FOR MANY OF US WHO LIVE IN AND AROUND BUFFALO, IT’S EASY TO TAKE OUR SYSTEM OF PARKS AND PARKWAYS FOR GRANTED.
First-time visitors to our city, bringing a fresh set of eyes, are dazzled by the sight of the six parks, seven parkways and eight landscaped traffic circles that are a legacy of Frederick Law Olmsted.
The great landscape architect made his first visit to Buffalo 150 years ago today – on Aug. 16, 1868. His contributions to Western New York are incalculable. One can scarcely imagine Buffalo without the crown jewel of the Olmsted system, Delaware Park, or the other recreational oases he and his design partner, Calvert Vaux, created here.

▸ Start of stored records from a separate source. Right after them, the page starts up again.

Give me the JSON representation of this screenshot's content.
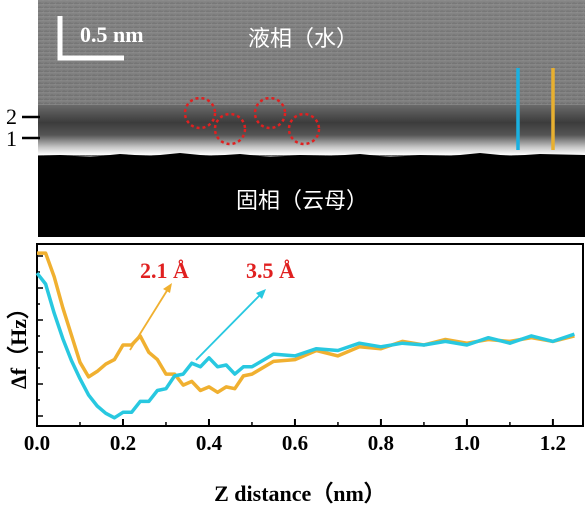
{
  "image_panel": {
    "scale_label": "0.5 nm",
    "liquid_label": "液相（水）",
    "solid_label": "固相（云母）",
    "layer_marks": [
      "1",
      "2"
    ],
    "colors": {
      "cyan_line": "#1ab0e0",
      "yellow_line": "#e8b030",
      "circles": "#e02020"
    }
  },
  "chart_data": {
    "type": "line",
    "xlabel": "Z distance（nm）",
    "ylabel": "Δf（Hz）",
    "xlim": [
      0,
      1.27
    ],
    "ylim": [
      0,
      1
    ],
    "x_ticks": [
      "0.0",
      "0.2",
      "0.4",
      "0.6",
      "0.8",
      "1.0",
      "1.2"
    ],
    "x_tick_values": [
      0,
      0.2,
      0.4,
      0.6,
      0.8,
      1.0,
      1.2
    ],
    "annotations": [
      {
        "text": "2.1 Å",
        "color": "#e02020"
      },
      {
        "text": "3.5 Å",
        "color": "#e02020"
      }
    ],
    "series": [
      {
        "color": "#f0b030",
        "x": [
          0,
          0.02,
          0.04,
          0.06,
          0.08,
          0.1,
          0.12,
          0.14,
          0.16,
          0.18,
          0.2,
          0.22,
          0.24,
          0.26,
          0.28,
          0.3,
          0.32,
          0.34,
          0.36,
          0.38,
          0.4,
          0.42,
          0.44,
          0.46,
          0.48,
          0.5,
          0.55,
          0.6,
          0.65,
          0.7,
          0.75,
          0.8,
          0.85,
          0.9,
          0.95,
          1.0,
          1.05,
          1.1,
          1.15,
          1.2,
          1.25
        ],
        "y": [
          0.95,
          0.95,
          0.82,
          0.65,
          0.5,
          0.35,
          0.27,
          0.3,
          0.34,
          0.38,
          0.43,
          0.46,
          0.48,
          0.42,
          0.35,
          0.3,
          0.27,
          0.24,
          0.23,
          0.21,
          0.2,
          0.2,
          0.2,
          0.22,
          0.26,
          0.3,
          0.34,
          0.38,
          0.4,
          0.4,
          0.42,
          0.44,
          0.45,
          0.46,
          0.46,
          0.47,
          0.46,
          0.48,
          0.47,
          0.48,
          0.48
        ]
      },
      {
        "color": "#28c8e0",
        "x": [
          0,
          0.02,
          0.04,
          0.06,
          0.08,
          0.1,
          0.12,
          0.14,
          0.16,
          0.18,
          0.2,
          0.22,
          0.24,
          0.26,
          0.28,
          0.3,
          0.32,
          0.34,
          0.36,
          0.38,
          0.4,
          0.42,
          0.44,
          0.46,
          0.48,
          0.5,
          0.55,
          0.6,
          0.65,
          0.7,
          0.75,
          0.8,
          0.85,
          0.9,
          0.95,
          1.0,
          1.05,
          1.1,
          1.15,
          1.2,
          1.25
        ],
        "y": [
          0.84,
          0.78,
          0.62,
          0.48,
          0.36,
          0.26,
          0.17,
          0.11,
          0.07,
          0.06,
          0.06,
          0.09,
          0.12,
          0.15,
          0.18,
          0.22,
          0.26,
          0.3,
          0.33,
          0.34,
          0.36,
          0.34,
          0.32,
          0.3,
          0.31,
          0.34,
          0.38,
          0.4,
          0.41,
          0.43,
          0.44,
          0.45,
          0.44,
          0.46,
          0.45,
          0.46,
          0.47,
          0.47,
          0.48,
          0.48,
          0.49
        ]
      }
    ]
  }
}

The prominent Buffalo lawyer and future politician William Dorsheimer asked Olmsted to stop here and assist a group of civic-minded businessmen in the planning of a public park. It was expected his design would take after New York’s Central Park, which he had created 10 years earlier. Olmsted surprised the group by instead submitting a plan for a major park outside the city, and two smaller ones in Buffalo, with a series of “park ways” connecting them. His concept became a model of planning for cities around the country.
The centerpiece, what Olmsted called The Park, is now Delaware Park. Though it was located on farmland outside the city’s population centers, Olmsted was drawn to the bucolic beauty of the rolling meadow. The roads he proposed would connect Buffalonians to The Park, as well as to his other two original creations: Front Park and The Parade (now Martin Luther King Jr. Park on the East Side).
Olmsted’s firm, which later included his son, eventually added South Park and Cazenovia in South Buffalo, as well as Riverside Park.
Olmsted’s seven parkways – Bidwell, Chapin, Lincoln, McKinley, Porter, Red Jacket and Richmond – were said to be inspired by the great boulevards of Paris, commissioned by Napoleon.
We can no sooner imagine our city without Olmsted’s works than we can picture Buffalo without the Philharmonic Orchestra, the Albright-Knox Art Gallery, our theaters, sports teams and signature foods.
Mayor Byron W. Brown and the Buffalo Olmsted Parks Conservancy today will kick off a seven-day celebration of the great man’s legacy. Activities included a picnic, free movie nights in the parks, a community happy hour.
Buffalo is fortunate to have the conservancy, in partnership with the city and with Erie County, to advocate for the Olmsted park system and to preserve its integrity. Without that commitment, such valuable land could fall into the hands of commercial interests who don’t understand Olmsted’s commitment to the public good.
Olmsted was also involved in designing the Niagara Reservation in Niagara Falls, America’s oldest state park. And he left his mark in many great American cities. But it’s not a stretch to say that nowhere did he leave a deeper imprint on the fabric of daily life than he did here.
Olmsted was quoted as saying in 1876 that Buffalo was “the best planned city … in the United States, if not the world.”
If he were around today and made that statement, some might find reason to argue or find his sentiments outdated. But no one can dispute that the park and parkway system that he left to Buffalo is a world-class achievement that has stood the test of time.